My output: float8:{317.849,321.1019,327.254,324.119,317.178,327.5,332.824,328.762,292.069,293.252,265.51,226.889,251.303,246.117,275.8759,284.246,280.607,280.428,289.998,283.889,292.972,301.778,316.673,301.669,307.409,298.854,310.985,316.324,320.437,319.6,325.218,333.236,335.497,338.1259,349.182,341.204,332.728,330.65,328.73,333.8399,346.85,347.29,345.7799,326.54,350.16,358.1,355.33,363.67}

Upon closer inspection, the cs_group is not giving me the same result as the panda's Weekly group apply procedure. Only the last 7 or 8 values seem to match but after that, the differences start building up which ends up giving the wrong result for the cs_avg. I'm testing this on a clean imcs+postgres-12 on ubuntu 18.
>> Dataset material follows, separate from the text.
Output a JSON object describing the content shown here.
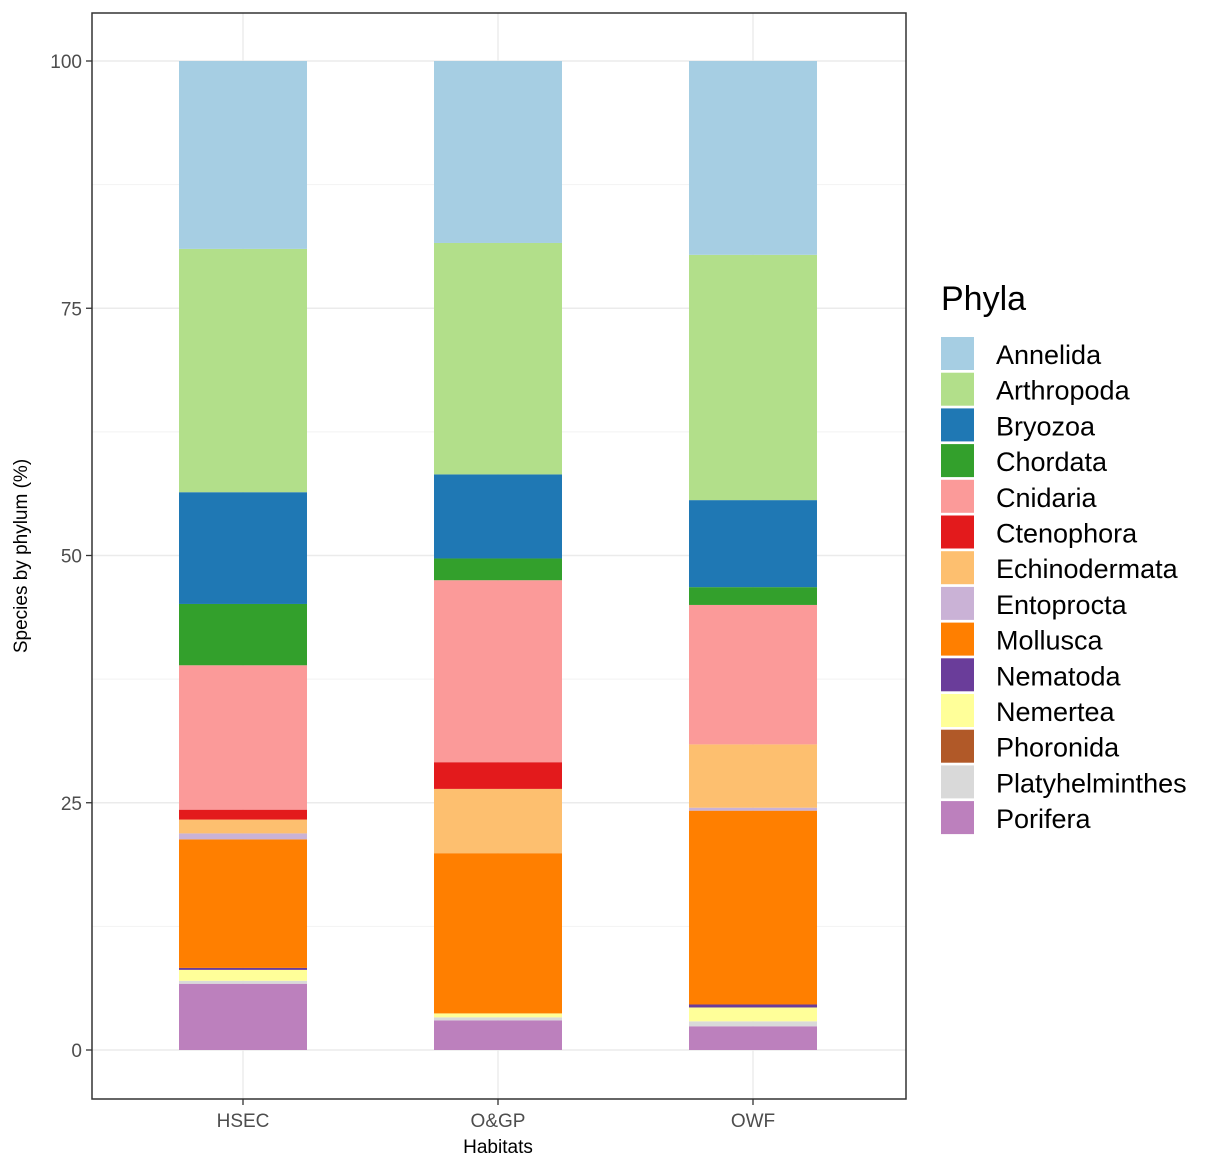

knizhnik commented 3 years ago

Output of first query is exactly the same as yours. Output of second query is:

float4:{322.41,325.71,331.95,328.77,321.73,332.2,337.6,333.48,296.26,297.46,269.32,228.8,253.42,248.19,278.2,286.64,282.97,282.7
9,292.44,286.28,295.44,304.32,319.34,304.21,308.64,300.05,312.23,317.59,321.72,320.88,326.52,334.57,336.84,339.48,350.58,342.57,3
34.06,330.65,328.73,333.84,346.85,347.29,345.78,326.54,350.16,358.1,355.33,363.67}
pavitrakumar78 commented 3 years ago

Just figured it out. I thought this could not have been possible but alas - the SPY data in my db is not consistent with the CSV data. Tried a few other symbols and they match in values! Not sure how this happened but something that's completely unrelated to IMCS and that I need to fix - sorry about that!
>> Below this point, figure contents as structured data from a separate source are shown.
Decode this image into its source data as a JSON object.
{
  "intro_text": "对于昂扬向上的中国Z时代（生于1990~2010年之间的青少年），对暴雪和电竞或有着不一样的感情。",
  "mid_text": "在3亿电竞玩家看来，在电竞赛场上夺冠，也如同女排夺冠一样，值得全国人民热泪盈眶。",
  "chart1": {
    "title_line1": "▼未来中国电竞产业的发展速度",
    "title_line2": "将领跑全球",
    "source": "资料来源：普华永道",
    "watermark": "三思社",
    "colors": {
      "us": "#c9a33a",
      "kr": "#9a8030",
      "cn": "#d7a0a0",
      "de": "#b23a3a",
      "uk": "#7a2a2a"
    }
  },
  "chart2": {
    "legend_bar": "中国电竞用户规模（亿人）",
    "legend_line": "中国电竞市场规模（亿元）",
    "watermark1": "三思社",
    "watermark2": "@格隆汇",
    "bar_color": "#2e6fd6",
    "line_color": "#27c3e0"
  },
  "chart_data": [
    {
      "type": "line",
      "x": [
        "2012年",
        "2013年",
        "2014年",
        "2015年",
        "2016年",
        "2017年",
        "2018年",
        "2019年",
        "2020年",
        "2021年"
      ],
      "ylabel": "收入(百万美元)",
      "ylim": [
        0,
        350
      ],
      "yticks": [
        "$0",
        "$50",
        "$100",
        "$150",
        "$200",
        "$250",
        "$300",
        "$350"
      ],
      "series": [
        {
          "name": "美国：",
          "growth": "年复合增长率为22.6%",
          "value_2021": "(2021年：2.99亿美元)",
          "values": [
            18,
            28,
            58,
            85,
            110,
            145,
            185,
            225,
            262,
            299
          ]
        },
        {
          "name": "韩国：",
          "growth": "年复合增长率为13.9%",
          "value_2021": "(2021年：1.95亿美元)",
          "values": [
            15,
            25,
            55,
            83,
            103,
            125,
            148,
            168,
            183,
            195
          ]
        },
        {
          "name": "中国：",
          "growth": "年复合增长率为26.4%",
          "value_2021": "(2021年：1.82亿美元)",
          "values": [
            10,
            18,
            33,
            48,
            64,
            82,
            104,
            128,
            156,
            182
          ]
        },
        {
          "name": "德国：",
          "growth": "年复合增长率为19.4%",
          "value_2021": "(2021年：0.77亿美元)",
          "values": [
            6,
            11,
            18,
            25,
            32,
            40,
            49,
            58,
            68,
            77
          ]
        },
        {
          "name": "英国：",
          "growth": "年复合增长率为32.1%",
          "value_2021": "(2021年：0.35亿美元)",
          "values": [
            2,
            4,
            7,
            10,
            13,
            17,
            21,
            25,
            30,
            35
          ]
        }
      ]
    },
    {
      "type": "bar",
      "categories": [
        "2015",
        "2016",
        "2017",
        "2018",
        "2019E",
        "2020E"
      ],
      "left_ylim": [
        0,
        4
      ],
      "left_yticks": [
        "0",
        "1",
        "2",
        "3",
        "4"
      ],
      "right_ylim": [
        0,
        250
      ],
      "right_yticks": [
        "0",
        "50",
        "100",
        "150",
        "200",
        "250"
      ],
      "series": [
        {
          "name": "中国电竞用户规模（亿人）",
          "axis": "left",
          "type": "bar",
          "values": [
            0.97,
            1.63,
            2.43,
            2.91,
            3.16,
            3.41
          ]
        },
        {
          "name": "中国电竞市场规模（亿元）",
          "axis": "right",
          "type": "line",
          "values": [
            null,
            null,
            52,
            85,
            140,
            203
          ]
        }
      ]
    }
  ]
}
About the original query of this issue, I'll try some experiments based on the ideas you have mentioned in your comment and update or post a comment here about my findings.
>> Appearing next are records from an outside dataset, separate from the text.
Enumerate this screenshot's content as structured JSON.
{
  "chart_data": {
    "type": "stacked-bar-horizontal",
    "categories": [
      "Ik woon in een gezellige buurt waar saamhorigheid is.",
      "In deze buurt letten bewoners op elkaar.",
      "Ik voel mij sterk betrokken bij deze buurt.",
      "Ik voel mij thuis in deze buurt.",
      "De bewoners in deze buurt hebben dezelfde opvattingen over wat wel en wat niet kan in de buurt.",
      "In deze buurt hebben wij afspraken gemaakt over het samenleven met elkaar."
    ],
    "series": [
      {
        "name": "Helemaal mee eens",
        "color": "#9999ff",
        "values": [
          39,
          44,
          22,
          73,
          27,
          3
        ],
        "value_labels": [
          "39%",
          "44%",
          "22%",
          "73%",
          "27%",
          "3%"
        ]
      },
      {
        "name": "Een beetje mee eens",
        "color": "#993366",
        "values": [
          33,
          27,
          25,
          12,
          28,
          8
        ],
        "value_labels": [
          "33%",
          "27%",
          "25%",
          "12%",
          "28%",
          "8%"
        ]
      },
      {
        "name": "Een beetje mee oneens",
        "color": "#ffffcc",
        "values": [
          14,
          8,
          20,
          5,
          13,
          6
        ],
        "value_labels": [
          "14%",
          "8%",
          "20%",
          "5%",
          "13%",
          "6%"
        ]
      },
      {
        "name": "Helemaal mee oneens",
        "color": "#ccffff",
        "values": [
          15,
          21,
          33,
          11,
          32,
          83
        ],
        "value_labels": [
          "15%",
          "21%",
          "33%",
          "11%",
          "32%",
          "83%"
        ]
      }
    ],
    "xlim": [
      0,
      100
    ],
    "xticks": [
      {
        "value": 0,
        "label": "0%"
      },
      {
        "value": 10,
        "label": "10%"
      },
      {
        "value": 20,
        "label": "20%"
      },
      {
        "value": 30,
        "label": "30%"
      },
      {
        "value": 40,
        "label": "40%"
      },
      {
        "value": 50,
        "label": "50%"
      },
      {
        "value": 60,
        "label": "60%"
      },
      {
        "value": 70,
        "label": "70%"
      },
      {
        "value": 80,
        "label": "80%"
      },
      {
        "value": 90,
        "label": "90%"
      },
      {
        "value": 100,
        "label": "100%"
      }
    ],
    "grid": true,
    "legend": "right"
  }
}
I hope it's OK to keep this issue open.

knizhnik commented 3 years ago

I have added cs_wingroup* family of functions. I hope now your task can be solved in more easy way.

pavitrakumar78 commented 3 years ago

I have added cs_wingroup* family of functions. I hope now your task can be solved in more easy way.

Wow! Thank you! This is super useful for multi-timeseries comparison!!! This will help definitely with my task!